Staff CloudOps Engineer

Wrike • Remote (Estonia - Remote) • 20h ago

About the Role:

As a Cloud Ops Engineer at Wrike, you have advanced skills in supporting cloud and data center infrastructure with security in mind. You know how to work with monitoring and logging systems, containers, networking, automation, and debugging a reasonably complex infrastructure. You feel comfortable defining your own work based on the team OKRs. You can also help others do so when necessary. You are used to proposing meaningful improvements to the existing infrastructure in alignment with architects and tech leads, and you can drive the execution

In this role, you would join a core development team of 250+ engineers developing Wrike and become a part of the whole operations department which is exposed to various technologies and systems. Does this sound like you? If your answer is yes, we'd love to speak with you!

Team Dynamics:

We have two dozen folks in the SysOps Department, consisting of three teams distributed in Prague, Cyprus, and Tallinn. As a core member of our team you will be:

Managing the Wrike product infrastructure
Implementing reliable solutions to ensure a product uptime SLA of 99.9%
Working with GCP, AWS and other cloud providers in the IaC paradigm
Introducing and supporting new infrastructure services
Actively participating in incident response and management, including on-call duties
Developing and maintaining professional connections within and outside of the team

Technical Environment:

We run 150+ Java based SaaS applications in Kubernetes for a massive audience of over 20,000 organizations in 3 Data Centers both on-premises and in cloud.

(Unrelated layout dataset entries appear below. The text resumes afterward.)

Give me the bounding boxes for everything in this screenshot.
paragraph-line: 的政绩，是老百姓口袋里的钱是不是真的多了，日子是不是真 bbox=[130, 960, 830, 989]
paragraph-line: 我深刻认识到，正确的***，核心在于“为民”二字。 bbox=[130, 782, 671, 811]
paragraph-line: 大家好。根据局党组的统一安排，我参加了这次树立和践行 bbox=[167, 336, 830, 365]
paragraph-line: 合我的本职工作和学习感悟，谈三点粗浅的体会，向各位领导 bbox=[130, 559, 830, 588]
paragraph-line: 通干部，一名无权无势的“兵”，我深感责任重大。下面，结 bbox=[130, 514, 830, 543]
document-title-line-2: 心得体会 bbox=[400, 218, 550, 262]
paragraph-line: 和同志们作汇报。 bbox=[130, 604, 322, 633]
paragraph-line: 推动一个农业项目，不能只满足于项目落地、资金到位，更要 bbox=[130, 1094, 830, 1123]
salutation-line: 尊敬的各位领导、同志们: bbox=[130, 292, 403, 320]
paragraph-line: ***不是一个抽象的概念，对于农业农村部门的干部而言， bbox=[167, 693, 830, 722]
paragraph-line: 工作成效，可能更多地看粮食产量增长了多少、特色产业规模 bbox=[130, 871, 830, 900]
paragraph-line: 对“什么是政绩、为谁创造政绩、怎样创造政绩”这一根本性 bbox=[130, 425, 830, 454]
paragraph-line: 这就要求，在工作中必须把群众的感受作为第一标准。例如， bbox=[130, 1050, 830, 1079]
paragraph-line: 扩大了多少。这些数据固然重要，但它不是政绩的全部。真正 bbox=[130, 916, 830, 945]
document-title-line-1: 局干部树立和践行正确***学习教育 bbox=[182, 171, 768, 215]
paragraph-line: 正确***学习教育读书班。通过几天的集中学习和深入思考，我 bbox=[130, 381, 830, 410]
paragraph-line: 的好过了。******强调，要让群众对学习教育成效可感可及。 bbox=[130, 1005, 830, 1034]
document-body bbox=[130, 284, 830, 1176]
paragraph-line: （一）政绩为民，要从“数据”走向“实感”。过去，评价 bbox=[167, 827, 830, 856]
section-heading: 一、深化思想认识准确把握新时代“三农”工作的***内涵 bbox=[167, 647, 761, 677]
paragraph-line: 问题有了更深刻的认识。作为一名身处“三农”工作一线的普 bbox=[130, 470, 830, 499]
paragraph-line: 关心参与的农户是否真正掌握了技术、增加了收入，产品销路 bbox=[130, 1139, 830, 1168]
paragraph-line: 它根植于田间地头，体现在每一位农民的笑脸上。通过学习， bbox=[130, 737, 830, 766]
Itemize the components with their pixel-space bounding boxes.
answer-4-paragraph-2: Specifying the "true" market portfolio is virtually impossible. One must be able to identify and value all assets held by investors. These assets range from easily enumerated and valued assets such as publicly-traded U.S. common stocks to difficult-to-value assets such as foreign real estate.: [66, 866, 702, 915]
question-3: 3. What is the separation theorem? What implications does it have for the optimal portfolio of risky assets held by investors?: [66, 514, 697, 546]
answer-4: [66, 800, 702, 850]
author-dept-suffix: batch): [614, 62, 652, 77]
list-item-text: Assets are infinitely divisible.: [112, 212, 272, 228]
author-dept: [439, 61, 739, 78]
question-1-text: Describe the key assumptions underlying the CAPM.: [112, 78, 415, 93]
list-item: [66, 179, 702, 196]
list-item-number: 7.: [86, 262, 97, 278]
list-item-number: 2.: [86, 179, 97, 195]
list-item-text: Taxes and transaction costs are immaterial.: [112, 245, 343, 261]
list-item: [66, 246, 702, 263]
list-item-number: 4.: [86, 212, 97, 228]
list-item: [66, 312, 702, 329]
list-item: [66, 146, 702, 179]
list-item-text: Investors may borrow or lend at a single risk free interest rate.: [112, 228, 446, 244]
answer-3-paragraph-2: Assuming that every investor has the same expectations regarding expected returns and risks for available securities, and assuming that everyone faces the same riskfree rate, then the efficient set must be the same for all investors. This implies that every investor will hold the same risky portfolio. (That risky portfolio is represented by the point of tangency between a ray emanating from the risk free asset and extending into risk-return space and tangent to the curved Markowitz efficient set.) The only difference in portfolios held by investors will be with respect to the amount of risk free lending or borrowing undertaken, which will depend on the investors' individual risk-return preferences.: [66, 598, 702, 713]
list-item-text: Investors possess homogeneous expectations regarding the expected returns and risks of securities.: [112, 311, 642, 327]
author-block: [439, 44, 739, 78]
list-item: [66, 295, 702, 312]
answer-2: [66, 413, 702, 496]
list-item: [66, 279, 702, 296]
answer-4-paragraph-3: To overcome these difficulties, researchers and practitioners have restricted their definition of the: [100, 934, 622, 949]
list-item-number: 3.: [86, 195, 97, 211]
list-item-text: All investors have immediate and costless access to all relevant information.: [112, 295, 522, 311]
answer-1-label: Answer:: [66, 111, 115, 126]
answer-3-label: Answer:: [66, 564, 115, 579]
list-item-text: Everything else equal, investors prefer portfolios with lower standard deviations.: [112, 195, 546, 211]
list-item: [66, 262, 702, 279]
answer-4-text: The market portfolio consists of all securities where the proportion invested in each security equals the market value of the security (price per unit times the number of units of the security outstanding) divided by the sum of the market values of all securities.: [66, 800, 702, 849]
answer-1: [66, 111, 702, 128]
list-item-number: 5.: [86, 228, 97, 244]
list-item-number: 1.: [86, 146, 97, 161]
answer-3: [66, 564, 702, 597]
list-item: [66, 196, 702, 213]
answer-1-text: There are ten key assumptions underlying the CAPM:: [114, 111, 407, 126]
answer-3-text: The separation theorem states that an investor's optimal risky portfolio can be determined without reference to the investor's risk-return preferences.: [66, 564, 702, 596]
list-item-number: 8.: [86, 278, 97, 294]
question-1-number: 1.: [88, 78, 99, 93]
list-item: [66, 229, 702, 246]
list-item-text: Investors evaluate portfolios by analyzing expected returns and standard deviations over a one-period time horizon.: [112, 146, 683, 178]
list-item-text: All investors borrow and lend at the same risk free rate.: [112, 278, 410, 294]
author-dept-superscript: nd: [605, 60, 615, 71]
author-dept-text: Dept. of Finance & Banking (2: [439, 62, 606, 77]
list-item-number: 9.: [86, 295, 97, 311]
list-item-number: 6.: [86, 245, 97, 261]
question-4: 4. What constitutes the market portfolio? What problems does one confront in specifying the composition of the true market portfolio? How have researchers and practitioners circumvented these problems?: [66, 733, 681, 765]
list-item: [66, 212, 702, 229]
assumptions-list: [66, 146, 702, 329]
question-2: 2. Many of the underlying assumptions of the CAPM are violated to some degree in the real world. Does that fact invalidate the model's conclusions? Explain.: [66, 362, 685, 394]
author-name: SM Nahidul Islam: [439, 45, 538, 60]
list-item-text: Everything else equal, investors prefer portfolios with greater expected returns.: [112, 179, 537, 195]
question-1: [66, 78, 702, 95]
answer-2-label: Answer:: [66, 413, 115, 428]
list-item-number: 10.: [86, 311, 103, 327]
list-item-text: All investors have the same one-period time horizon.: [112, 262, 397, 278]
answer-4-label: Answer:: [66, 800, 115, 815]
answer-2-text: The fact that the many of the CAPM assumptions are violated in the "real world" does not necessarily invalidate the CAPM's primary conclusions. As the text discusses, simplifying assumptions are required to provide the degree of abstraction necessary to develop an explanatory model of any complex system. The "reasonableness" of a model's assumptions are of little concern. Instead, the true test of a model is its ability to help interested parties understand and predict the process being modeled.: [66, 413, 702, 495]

Key technologies and tools include:

Linux (core platform for all services)
Kubernetes and ArgoCD (Service-oriented architecture)
Nginx, HAproxy and Istio for load balancing
GCP, AWS and Cloudflare are our cloud providers
Zabbix and Prometheus (VictoriaMetrics) for monitoring and alerting
Graylog, Elasticsearch/Logstash, Fluentd for centralized logging
Puppet, Ansible and Terraform for defining everything as a code
Python and Bash for automation and tooling
Jenkins and Gitlab-CI for CI/CD
PostgreSQL as DB platform
Kafka and RabbitMQ for messaging

Your Impact:

Lead the evolution of our enterprise-grade logging and monitoring platforms (Graylog, Elasticsearch, Zabbix, Prometheus), ensuring they scale with business growth.
Design and extend observability pipelines (data ingestion, storage, correlation, and alerting).
Partner with developers, SysOps, and security teams to proactively improve visibility, reliability, and incident response.
Ensure availability, performance, and security of mission-critical Linux-based infrastructure.
Drive automation-first approaches for infrastructure and operational tasks using Python, Bash, and configuration management/IaC tools.
Influence architectural decisions with a strong site reliability engineering mindset, balancing performance, cost, and resilience.

Your Qualifications:

Deep expertise in monitoring and logging ecosystems, ideally with Zabbix, Prometheus (VictoriaMetrics), Graylog, and Elasticsearch.
Expert-level Linux administration skills with proven experience running large-scale, highly available infrastructure for SaaS/web applications.
Hands-on production experience with Kubernetes.
Strong background in infrastructure as code (Terraform, Ansible, or Puppet).
Experience operating across multi-cloud and hybrid environments (AWS, GCP, on-prem).
Experience working with cross-functional teams, driving initiatives, and acting as a technical authority.
Effective communication skills (Upper-Intermediate English or higher).